Esto no significa que existan indicios de que estas empresas hayan cometido una irregularidad, sino que se trata de una «actuación programada» que se lleva a cabo en toda España dentro de una campaña que se inició en el mes de mayo.
El trabajo de este organismo comienza con la planificación de la propia visita. Una vez allí, se comprueban determinados documentos y se consultan sus bases de datos antes de la emisión de informes y, si procede, elaboración de actas de infracción o liquidación, en los casos más graves.
Desde la Inspección explican que el fraude más habitual consiste en que la empresa tenga a empleados activos, pese a que legalmente estén inmersos en un ERTE. Es decir, que se siga beneficiando de su trabajo pese a que el salario lo pague el Estado y, en algunas ocasiones, incluso las cotizaciones a la Seguridad Social. Pero hay más. Por ejemplo, en los que se alegan causas económicas es necesario la consulta previa con los sindicatos. Todos los que se apliquen de forma unilateral son ilegales. Otra de las estafas es incluir dentro del ERTE a personas que no forman parte de la empresa para percibir la prestación por desempleo. Las sanciones pueden ir desde los 6.250 hasta 187.50 euros y pueden llegar a suponer hasta seis años de cárcel para los responsables en los casos más graves.
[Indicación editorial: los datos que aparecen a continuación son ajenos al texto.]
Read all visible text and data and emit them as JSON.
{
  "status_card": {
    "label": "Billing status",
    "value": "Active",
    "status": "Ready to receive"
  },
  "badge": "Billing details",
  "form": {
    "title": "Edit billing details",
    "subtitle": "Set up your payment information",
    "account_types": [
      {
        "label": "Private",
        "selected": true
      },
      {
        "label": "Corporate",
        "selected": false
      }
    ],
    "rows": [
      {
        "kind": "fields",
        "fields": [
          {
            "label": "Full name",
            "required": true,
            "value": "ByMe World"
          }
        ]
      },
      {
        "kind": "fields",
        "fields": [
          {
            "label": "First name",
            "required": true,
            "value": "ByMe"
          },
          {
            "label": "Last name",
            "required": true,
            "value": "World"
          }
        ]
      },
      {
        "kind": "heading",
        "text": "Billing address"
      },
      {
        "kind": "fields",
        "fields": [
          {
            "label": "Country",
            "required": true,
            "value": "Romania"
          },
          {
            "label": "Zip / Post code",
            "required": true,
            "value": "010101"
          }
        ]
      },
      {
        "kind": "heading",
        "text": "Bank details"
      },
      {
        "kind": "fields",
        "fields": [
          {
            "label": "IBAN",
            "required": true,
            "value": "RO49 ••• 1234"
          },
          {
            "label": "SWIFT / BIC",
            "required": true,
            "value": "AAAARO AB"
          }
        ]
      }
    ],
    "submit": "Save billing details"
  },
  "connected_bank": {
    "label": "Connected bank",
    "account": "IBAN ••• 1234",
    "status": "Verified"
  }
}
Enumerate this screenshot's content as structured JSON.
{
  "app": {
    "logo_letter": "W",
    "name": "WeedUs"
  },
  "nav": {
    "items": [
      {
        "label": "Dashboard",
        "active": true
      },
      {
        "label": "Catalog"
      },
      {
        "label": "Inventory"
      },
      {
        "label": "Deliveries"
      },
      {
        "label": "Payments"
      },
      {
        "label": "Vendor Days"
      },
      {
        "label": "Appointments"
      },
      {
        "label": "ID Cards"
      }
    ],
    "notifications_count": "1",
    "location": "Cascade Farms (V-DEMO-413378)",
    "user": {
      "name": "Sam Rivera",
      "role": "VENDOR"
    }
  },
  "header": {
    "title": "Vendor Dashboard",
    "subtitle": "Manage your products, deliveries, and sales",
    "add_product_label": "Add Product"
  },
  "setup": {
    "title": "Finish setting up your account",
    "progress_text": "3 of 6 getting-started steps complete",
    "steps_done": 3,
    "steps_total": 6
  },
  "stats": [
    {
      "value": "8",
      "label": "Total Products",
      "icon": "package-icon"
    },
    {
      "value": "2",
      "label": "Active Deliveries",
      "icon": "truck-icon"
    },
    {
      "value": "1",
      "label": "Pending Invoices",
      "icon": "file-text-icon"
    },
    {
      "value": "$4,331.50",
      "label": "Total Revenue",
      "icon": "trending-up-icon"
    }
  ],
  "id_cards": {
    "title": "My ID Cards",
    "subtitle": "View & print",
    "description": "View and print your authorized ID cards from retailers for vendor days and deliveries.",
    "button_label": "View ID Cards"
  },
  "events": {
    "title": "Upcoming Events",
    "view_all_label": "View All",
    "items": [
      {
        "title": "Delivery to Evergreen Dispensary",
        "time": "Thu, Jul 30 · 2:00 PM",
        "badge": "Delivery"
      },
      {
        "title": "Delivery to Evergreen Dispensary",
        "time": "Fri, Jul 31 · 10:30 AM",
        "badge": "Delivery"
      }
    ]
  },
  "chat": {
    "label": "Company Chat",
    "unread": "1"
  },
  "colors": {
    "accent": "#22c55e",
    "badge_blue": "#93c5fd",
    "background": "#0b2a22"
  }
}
Pero esta línea de actuación no es la única que está llevando a cabo la Inspección en unas semanas de mucha actividad para este organismo. Por ejemplo, en Valladolid ha emitido 1.084 sobre ERTE de fuerza mayor y otros 52 por causas económicas. Todos ellos solicitados por la Junta de Castilla y León.
Evitar contagios. La Inspección también tiene la misión en estos días de verificar que en los centros de trabajo se cumplen las condiciones adecuadas para evitar posibles contagios de la covid-19. Una cuestión que generó muchas quejas de los sindicatos al principio de la pandemia en determinados sectores, como el de los teleoperadores. Pues bien, la Inspección ha requerido a 120 empresas locales que cambien sus condiciones de trabajo en este sentido para no ser sancionadas, y hay otras diez actuaciones que aún están en trámite, según los datos aportados por el organismo.
Las relaciones laborales también han generado algunas actuaciones de la Inspección en Valladolid. Por ejemplo, las recogidas en el RDL 10/2020 sobre el permiso retribuido recuperable. Se trata de un real decreto-ley aprobado en los primeros días del estado de alarma para limitar al máximo la movilidad por cuestiones de trabajo. Así, la norma establecía que los trabajadores por cuenta ajena que no realizasen servicios esenciales tenía derecho a un permiso retribuido recuperable, de carácter obligatorio, entre el 30 de marzo y el 9 de abril. Es decir, estaban obligados a parar esos días sin perder salario ni complementos, pero tendrían que devolver esas horas cuando dejase de estar vigente el estado de alarma. Pues bien, la aplicación de esta normativa generó 30 denuncias de los trabajadores y otras tantas actuaciones de la Inspección.
Desde que el Gobierno aprobase la posibilidad de solicitar ERTE por causas de fuerza mayor, cuya tramitación es mucho más sencilla que los tradicionales, miles de empresas de Castilla y León se acogieron a esta fórmula para soportar la falta de ingresos. En Valladolid han sido más de 7.500, según los datos de la Consejería de Economía y Empleo, con más de 37.000 empleados potencialmente afectados. En Castilla y León la cifra se eleva a unas 40.000 empresas y unos 200.000 trabajadores.